A live, client-side recommendation engine. Click posters you like, watch the shelves re-sort. Toggle between three algorithms and see the same taste interpreted differently — that gap is where every streaming service quietly spends its product budget.
A well-tuned recommender is, quietly, one of the most expensive pieces of software in a retail-adjacent business. ~75% of what people watch on Netflix originates from its recommendations, and every 0.1% of engagement lift translates into measurable revenue.
The interesting question is never whether to build one. It's which signal to trust: the content itself, the behaviour of similar users, or some blend of both — and how honest you are with the user about which of those the system leaned on for any given suggestion. This page exposes all three, side by side, and lets you feel the difference.
Every poster you click runs real cosine math on precomputed similarity matrices in your browser. No API, no backend, no login, no tracking. Source of everything: the linked notebook.
Click any poster to mark it as something you liked. The Because you liked row at the top re-sorts instantly. Toggle the algorithm to watch the same taste interpreted differently.
Seeded with globally top-rated titles. Start clicking — the top row will become yours.
Content-based
Each movie becomes a TF-IDF vector over its genres and the most common user tags. Cosine similarity in that space tells us "this movie looks like that one on paper." Good at new releases, blind to taste — it'll happily recommend a 30-year-old film you've never heard of if the tags match.
Collaborative
We build a user-by-movie matrix of mean-centred ratings, then cosine on the columns — so movies are similar when the same users rated them the same way. Learns taste patterns humans don't articulate, but can't say anything about a movie nobody's rated yet (cold-start).
Hybrid
A simple weighted blend: α · content + (1−α) · collab, at α = 0.5. Nothing clever — and often, that's the production answer. Content gives cold-start coverage; collab gives taste depth; the blend smooths both.
The model doesn't see a list of movies — it sees a vector. Every click updates the implicit genre weights below. Watch for the weights you didn't think you'd emit.

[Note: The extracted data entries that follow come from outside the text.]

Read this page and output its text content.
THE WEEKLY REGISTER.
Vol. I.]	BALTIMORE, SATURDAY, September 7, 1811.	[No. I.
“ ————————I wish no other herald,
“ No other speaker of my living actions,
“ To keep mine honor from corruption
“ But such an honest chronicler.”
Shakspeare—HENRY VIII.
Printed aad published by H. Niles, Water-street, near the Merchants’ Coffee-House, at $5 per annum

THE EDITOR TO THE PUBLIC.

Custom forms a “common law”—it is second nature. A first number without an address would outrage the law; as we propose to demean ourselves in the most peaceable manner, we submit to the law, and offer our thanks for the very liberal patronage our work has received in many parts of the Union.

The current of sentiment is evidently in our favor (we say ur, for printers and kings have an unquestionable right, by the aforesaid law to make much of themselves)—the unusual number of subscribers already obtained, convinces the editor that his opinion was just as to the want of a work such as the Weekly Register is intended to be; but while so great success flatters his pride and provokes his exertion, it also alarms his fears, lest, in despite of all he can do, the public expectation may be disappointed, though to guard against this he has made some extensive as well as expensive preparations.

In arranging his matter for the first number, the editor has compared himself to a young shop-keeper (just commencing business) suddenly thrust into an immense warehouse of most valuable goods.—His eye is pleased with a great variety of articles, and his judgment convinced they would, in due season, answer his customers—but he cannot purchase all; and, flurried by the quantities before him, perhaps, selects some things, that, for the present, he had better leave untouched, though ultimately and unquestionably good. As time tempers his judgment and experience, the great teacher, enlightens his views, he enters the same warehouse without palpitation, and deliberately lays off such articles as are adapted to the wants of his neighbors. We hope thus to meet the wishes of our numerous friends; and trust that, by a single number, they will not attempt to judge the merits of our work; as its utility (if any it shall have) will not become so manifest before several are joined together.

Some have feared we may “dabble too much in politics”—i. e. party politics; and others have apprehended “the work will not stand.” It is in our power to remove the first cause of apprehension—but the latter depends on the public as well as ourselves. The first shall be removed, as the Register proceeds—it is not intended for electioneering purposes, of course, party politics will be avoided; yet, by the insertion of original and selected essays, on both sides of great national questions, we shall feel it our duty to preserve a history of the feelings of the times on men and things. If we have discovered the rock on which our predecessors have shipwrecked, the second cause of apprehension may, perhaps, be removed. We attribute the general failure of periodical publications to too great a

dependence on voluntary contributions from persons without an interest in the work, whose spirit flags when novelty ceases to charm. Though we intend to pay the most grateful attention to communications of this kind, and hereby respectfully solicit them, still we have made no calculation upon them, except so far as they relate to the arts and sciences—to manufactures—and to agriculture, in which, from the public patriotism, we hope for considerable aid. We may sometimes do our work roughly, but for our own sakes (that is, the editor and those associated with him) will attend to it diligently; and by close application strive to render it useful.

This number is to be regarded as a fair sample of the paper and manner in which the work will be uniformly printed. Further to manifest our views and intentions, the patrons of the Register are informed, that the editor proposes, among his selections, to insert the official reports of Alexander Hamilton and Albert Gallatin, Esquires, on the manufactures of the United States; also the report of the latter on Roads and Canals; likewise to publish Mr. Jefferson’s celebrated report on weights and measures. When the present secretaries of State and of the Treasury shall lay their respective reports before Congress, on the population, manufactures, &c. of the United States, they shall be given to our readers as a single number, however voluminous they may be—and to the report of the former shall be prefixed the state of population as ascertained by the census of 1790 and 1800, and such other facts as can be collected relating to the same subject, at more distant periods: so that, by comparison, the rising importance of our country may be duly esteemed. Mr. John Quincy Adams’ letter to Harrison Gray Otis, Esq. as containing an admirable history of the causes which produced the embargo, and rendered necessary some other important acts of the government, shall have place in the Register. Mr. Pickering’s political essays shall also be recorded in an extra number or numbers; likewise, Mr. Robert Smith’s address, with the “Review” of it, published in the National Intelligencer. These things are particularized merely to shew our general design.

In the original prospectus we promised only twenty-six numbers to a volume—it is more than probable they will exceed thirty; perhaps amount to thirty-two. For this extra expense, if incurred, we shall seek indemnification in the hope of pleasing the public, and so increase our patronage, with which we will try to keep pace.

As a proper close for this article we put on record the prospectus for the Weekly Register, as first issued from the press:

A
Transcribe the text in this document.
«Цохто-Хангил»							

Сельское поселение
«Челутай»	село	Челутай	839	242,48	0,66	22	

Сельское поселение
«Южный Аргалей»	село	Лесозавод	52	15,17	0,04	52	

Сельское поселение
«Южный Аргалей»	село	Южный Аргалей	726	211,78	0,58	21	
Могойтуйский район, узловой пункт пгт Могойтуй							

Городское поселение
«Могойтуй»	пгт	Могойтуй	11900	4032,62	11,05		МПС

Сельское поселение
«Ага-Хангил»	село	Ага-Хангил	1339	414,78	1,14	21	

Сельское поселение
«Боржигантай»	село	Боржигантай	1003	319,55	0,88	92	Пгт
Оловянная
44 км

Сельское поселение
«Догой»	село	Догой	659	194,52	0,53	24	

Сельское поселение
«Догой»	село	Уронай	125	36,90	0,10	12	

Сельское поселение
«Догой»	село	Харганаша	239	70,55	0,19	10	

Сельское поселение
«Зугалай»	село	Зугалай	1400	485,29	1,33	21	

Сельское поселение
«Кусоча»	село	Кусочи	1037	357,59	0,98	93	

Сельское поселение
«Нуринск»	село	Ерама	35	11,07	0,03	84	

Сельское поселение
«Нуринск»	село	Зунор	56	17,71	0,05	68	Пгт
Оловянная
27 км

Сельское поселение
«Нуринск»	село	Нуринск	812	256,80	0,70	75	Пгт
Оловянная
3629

— click some posters above —
The same likes, fed to three different models, yield three top-10 lists. Overlap is expected; the interesting signal is the gap — where one algorithm sees something the others don't. That gap is a real product question: do you ensemble the three, pick one, or show all three for transparency?
— click some posters above —
Ratings and tags: MovieLens ml-latest-small ↗ — 100k ratings, 600 users, 9,700 films. Filtered to titles with ≥50 ratings and ≥3.3 average. Poster art from TMDB ↗, fetched at build time and lazy-loaded at runtime. TMDB does not endorse this project.
notebooks/reco_model.py ↗ — downloads MovieLens, fits TF-IDF and item-item CF, precomputes top-20 neighbours under each algorithm, writes six JSON files to /assets/data/reco/. Re-run any time with python notebooks/reco_model.py.
random_state=42 everywhere it matters. Last regenerated —. All similarity scores and recommendations computed in your browser; no server involved.
Cold-start for new users — the page seeds with global top-rated, but until a visitor clicks there is no personalization. Cold-start for new movies is worse: a brand-new film has no ratings, and if its tags are sparse the content model has nothing to grab. No dislike signal, no temporal decay, no contextual features — all standard pieces of a production recommender, all out of scope here.